E ora Merce Cunningham. Il 16 aprile alla BAM di New York, presente l'intera intellighenzia cittadina, erano stati celebrati i suo 90 anni. Obbligato sulla sedia a rotelle da un artrosi devastante ma libero e acuto nella mente, eterno ragazzo ad onta degli acciacchi, aveva curato personalmente uno spettacolo che era un po' la summa della sua ultracinquantennale carriera. E con lui se ne è andato un autentico rivoluzionario, tanto dolce e modesto nel tratto quanto dirompente nel mettere in scena una danza che - al primo impatto - molti definirono "non danza". Gran complimento per Merce (danzatore ribelle della compagnia di Martha Graham, insofferente alla rigidità dell'impostazione tecnica, alla narrazione, allo psicologismo) che al contrario decise di proporre al pubblico altri concetti: il palcoscenico non aveva più prospettiva, lo spazio è determinato dal corpo del danzatore il quale diventa il centro di tutto, la direzione varia a seconda delle circostanze,musica e danza sono entità separate: la musica si produce nel momento in cui avviene il movimento, che mai vi è pedissequamente abbinato. E su tutto domina il principio dell'alea. La casualità. Anche un ritorno alle origini: pensiamo al periodo magdaleniano (quello cui risalgono, in certe caverne coi graffiti e orme sul terreno, le prime forme di danza) quando gli uomini primitivi,per festeggiare il fuoco, il sole, o l'uccisione di un mammuth davano vita a movimenti rudimentali ma in qualche modo organizzati. Ma non di danza libera si trattava, per Cunningham. Lui inventò anche una tecnica, e tra i primi intuì l'importanza fondamentale del rapporto indipendente sì, ma sapientemente strutturato fra musica, danza e immagine (memorabile una serata del 1952 al Black Mountain College nel North Carolina in cui Cunningham danzava, Cage (suo compagno anche nella vita e non casualmente suo musicista d'elezione) raccontava cose assurde, David Tudor suonava il piano e Rauschenberg proiettava diapositive dei suoi quadri).

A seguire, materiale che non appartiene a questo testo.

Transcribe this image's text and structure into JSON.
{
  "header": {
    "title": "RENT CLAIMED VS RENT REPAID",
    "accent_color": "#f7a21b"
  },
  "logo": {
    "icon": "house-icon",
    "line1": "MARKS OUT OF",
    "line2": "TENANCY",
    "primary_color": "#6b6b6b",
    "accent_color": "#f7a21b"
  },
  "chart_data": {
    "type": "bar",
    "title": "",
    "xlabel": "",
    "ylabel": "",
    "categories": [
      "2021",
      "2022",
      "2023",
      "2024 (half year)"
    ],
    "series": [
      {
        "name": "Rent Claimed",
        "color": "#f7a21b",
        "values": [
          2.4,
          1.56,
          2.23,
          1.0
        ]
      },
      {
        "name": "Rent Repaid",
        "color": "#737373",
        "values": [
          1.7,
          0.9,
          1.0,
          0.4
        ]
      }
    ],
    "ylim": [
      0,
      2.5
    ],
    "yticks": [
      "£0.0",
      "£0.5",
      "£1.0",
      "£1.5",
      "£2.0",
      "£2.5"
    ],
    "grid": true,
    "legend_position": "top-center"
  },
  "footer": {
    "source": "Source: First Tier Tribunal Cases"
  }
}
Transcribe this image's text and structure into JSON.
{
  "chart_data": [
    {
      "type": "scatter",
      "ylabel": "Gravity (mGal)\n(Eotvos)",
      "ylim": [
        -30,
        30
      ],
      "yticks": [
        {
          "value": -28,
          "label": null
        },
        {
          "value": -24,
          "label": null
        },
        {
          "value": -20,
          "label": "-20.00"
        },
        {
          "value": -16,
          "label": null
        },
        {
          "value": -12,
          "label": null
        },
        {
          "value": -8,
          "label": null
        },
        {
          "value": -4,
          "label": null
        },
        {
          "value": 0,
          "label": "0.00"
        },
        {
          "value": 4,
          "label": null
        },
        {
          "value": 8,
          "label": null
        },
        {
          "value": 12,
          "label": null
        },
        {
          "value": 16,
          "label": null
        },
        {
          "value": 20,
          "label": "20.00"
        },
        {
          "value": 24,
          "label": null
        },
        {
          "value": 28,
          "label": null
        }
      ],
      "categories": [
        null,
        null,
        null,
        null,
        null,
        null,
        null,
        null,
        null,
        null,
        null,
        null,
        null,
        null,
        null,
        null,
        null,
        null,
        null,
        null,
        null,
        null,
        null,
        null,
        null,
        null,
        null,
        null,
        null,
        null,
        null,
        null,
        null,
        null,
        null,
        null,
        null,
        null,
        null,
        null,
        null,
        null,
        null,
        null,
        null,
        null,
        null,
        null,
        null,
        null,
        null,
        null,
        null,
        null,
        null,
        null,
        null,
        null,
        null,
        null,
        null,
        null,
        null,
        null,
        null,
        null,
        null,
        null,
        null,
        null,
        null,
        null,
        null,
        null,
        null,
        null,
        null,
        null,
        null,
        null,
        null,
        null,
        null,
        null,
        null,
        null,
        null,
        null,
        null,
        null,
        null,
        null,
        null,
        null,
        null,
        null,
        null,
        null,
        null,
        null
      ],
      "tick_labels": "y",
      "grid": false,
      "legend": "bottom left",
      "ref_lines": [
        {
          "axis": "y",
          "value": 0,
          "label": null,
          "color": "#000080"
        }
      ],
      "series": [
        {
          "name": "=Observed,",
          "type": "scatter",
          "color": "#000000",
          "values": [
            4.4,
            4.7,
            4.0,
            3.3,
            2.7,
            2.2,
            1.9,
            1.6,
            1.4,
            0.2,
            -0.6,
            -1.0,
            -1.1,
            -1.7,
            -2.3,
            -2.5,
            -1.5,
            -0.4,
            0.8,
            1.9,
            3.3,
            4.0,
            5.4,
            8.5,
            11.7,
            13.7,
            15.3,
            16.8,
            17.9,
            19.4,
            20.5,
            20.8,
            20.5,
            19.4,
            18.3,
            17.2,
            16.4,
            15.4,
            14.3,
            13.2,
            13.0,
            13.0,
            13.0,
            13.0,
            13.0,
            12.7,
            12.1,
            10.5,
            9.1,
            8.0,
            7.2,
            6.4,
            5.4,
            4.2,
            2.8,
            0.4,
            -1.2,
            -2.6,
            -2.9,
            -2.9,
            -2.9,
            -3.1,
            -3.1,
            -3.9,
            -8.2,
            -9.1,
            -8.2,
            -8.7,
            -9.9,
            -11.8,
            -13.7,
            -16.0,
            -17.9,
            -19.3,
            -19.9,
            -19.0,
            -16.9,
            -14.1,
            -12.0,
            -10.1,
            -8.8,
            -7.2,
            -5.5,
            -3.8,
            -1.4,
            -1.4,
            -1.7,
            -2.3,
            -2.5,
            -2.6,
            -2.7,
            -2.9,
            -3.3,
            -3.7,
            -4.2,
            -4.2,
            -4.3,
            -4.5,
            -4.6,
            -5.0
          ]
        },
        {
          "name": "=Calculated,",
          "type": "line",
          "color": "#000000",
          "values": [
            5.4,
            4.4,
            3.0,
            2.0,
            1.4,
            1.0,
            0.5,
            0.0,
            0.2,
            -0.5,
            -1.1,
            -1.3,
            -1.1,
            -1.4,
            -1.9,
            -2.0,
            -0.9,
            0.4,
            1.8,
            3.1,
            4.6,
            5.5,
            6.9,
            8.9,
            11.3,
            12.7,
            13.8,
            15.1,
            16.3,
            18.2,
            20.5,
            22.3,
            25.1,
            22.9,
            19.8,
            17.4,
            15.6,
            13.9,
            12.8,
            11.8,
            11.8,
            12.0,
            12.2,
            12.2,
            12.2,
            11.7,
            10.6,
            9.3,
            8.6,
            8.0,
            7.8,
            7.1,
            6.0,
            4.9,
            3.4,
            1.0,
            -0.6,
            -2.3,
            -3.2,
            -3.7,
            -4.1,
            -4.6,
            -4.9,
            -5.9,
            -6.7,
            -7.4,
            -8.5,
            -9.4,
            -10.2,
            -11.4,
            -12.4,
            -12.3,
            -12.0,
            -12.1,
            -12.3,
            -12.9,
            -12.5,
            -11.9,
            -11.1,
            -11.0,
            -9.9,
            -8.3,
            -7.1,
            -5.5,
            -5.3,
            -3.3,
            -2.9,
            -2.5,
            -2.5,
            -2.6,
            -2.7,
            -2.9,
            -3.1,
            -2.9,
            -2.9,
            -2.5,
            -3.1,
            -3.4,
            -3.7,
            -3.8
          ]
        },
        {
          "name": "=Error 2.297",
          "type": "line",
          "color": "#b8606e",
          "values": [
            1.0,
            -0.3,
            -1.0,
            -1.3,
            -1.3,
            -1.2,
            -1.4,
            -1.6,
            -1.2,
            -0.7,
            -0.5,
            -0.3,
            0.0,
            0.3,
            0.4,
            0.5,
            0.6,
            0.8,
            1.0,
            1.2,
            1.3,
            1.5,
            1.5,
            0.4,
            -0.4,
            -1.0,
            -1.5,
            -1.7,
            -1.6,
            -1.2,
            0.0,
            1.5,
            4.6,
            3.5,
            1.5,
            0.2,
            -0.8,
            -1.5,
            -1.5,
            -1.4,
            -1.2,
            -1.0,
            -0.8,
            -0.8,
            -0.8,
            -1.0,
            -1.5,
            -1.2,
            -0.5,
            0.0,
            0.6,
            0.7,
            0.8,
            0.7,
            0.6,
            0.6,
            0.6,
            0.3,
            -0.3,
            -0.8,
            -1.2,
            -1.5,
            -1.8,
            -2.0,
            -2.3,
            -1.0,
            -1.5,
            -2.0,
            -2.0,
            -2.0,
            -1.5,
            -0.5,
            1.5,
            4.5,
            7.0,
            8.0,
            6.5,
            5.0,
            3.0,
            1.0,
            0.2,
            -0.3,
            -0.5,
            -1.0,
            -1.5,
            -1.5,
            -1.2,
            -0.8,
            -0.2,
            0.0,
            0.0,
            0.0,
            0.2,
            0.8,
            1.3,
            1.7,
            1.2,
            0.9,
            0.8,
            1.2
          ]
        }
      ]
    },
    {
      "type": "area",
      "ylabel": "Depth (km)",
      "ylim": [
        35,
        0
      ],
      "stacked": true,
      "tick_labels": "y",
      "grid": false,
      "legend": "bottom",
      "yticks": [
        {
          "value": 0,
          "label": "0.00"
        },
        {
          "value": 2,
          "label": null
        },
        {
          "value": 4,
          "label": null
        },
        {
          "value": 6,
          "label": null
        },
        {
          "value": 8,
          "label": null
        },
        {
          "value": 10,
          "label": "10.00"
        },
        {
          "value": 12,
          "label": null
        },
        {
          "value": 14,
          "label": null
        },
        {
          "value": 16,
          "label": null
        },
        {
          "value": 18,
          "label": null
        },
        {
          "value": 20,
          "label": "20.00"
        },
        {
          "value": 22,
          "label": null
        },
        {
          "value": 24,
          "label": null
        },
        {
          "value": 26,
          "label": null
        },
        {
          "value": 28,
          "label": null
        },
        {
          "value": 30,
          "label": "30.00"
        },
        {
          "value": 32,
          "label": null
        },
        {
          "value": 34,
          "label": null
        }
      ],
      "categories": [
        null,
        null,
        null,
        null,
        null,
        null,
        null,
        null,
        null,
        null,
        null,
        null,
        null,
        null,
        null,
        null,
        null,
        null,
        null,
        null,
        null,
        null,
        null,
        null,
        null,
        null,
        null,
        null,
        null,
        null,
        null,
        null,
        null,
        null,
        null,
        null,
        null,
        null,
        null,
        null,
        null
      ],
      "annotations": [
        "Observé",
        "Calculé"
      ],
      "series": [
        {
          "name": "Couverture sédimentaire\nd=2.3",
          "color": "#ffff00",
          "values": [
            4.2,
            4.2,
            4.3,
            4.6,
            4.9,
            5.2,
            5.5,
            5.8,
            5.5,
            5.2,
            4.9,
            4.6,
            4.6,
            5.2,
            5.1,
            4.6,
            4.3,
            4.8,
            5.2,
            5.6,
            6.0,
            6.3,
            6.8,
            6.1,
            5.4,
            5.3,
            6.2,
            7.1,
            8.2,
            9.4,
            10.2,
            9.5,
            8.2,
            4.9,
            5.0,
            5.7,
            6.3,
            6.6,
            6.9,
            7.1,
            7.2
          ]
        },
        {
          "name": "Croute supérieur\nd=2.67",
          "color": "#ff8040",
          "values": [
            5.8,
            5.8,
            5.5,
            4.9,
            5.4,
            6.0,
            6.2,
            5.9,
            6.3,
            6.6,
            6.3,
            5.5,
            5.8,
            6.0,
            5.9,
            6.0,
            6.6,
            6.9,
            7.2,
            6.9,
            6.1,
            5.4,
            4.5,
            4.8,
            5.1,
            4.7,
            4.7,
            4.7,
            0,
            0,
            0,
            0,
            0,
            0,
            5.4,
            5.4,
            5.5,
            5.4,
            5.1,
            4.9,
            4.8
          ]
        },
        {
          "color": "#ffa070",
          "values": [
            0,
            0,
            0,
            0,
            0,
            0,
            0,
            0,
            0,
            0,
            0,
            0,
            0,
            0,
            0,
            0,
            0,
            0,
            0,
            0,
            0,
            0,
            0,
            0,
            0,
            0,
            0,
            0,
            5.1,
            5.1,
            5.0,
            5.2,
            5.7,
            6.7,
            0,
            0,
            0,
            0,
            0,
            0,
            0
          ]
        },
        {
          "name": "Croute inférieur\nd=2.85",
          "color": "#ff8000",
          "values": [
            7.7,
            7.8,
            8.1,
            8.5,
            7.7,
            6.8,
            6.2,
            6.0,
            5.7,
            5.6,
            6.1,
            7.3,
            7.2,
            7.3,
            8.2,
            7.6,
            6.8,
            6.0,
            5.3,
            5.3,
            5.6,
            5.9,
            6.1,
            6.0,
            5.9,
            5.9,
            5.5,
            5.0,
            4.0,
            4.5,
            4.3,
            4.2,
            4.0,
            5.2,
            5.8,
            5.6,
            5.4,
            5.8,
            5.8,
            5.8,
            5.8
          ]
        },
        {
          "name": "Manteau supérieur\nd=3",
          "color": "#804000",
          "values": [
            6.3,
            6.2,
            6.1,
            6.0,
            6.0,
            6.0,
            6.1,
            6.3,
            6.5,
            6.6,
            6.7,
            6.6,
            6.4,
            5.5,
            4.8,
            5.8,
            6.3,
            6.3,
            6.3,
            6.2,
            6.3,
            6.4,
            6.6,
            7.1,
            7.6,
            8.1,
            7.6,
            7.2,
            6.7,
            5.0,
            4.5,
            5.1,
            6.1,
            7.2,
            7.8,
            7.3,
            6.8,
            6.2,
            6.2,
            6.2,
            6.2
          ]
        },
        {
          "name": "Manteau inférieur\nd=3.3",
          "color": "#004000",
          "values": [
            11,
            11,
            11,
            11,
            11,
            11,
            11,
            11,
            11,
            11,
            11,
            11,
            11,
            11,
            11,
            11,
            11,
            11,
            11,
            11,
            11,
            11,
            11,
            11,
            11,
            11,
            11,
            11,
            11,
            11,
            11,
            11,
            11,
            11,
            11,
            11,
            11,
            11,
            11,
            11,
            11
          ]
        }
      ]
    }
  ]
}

Poi, sempre tra i primi, Cunningham utilizzò le nuove tecnologie: danza organizzata da sequenze stabilite col computer, ballerini con addosso sensori con l'abbattimento dei confini tra virtuale e reale. E a dominare tutto - sempre - un'indeterminatezza che se dapprima sconcertò gli spettatori, poi li avvinse sempre di più (soprattutto in occasione degli Events, serate che addirittura si adattavano al luoghi in cui avvenivano) permettendo di scoprire il piacere di una danza non imposta dall'alto, bensì percepita a seconda dell'umore, della predisposizione del momento, dell'imprevedibilità. Negli ultimi anni Merce aveva addolcito un poco le sue sperimentazioni talora assai dure scoprendo il piacere della bellezza pura: Biped, tra movenze armoniose, nitide geometrie, proiezioni dai colori meravigliosamente alternati, scenari improvvisi che si aprono suonava già come una sorta di congedo dal mondo. Con un sorriso.